In 1955, Jonas Salk introduced a vaccine and thousands of children became “Polio Pioneers”, the first large group to be vaccinated. My sister, three years older than me, was vaccinated at school. I was too young for that cohort. My parents were worried. They arranged (somehow) for me to get the shot from a physician married to a friend of my mother. I was driven to his house one evening for the injection.

So polio was not an issue in my life after age 6! Very fortunate, since we lived near a lovely public park with an enticing pool. I would happily have played there all day, every day. Over time, I spent MANY summer days there, eventually joining the swim team, marinating in the chlorinated water and earning money for college working as a lifeguard. Once in a while, my mother would remark that it could have been different. That we could have stayed home all summer, fearing polio. Perish the thought!

Our public schools operated on a schedule that was supposed to “break up epidemics”. Instead of a long Easter break, we got a week off at the end of February and another week-long break eight weeks after that. Sometimes it didn’t work. I remember concerns over Rubella, aka German measles, which led to high absenteeism when I was in middle school. I never caught it, but thought I must surely have had a subclinical case. Nope. Decades later, when I told my OBG I wanted to start a family, I was tested and found to lack immunity. I accepted vaccination before trying to get pregnant. I remember controversies (1981?) over County Public Health testing employees for immune status and requiring vaccination of employees who worked with the public.

Growing up, I seemed not the get influenza when it was epidemic.

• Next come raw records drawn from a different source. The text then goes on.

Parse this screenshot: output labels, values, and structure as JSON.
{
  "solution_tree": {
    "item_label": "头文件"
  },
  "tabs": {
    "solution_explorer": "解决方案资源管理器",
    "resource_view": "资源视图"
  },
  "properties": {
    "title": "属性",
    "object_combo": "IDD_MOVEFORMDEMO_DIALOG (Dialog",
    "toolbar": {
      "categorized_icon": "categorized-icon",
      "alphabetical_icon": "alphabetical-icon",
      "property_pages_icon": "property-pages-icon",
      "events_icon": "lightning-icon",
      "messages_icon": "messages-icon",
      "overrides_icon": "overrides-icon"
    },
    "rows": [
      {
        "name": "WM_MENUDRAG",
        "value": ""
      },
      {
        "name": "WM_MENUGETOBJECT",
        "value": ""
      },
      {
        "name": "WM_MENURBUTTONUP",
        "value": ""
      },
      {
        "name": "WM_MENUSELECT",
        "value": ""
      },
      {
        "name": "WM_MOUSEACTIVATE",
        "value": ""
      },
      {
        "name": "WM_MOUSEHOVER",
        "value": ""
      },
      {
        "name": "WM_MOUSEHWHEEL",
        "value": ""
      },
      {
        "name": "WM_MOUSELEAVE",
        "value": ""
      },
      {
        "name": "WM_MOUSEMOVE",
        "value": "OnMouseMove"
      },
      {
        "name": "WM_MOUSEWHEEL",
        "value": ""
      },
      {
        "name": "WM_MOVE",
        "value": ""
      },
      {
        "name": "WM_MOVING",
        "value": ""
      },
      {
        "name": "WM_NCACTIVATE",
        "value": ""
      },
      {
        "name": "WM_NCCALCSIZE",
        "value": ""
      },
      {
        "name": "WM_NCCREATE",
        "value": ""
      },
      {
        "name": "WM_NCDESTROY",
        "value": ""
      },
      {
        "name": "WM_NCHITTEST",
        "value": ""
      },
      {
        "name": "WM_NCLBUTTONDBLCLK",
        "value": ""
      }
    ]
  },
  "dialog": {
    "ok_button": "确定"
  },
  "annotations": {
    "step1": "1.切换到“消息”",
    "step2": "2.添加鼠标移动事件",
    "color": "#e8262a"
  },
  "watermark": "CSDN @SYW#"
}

I had at least two cases, one around 1961 and another in the summer of 1969. One year in college, I was wandering, dazed, through endless registration lines when my path was blocked by a person with a clipboard, demanding to know if I was allergic to chickens or eggs. Startled, I denied any allergy. Bang! Shot in the arm. An early influenza vaccine!

I suppose many of us are using our time in COVID19 “social distancing” quarantine to ponder our health histories and how they might have been different without various medical advances. I’m so glad my children have been spared at least five diseases from which I faced risk.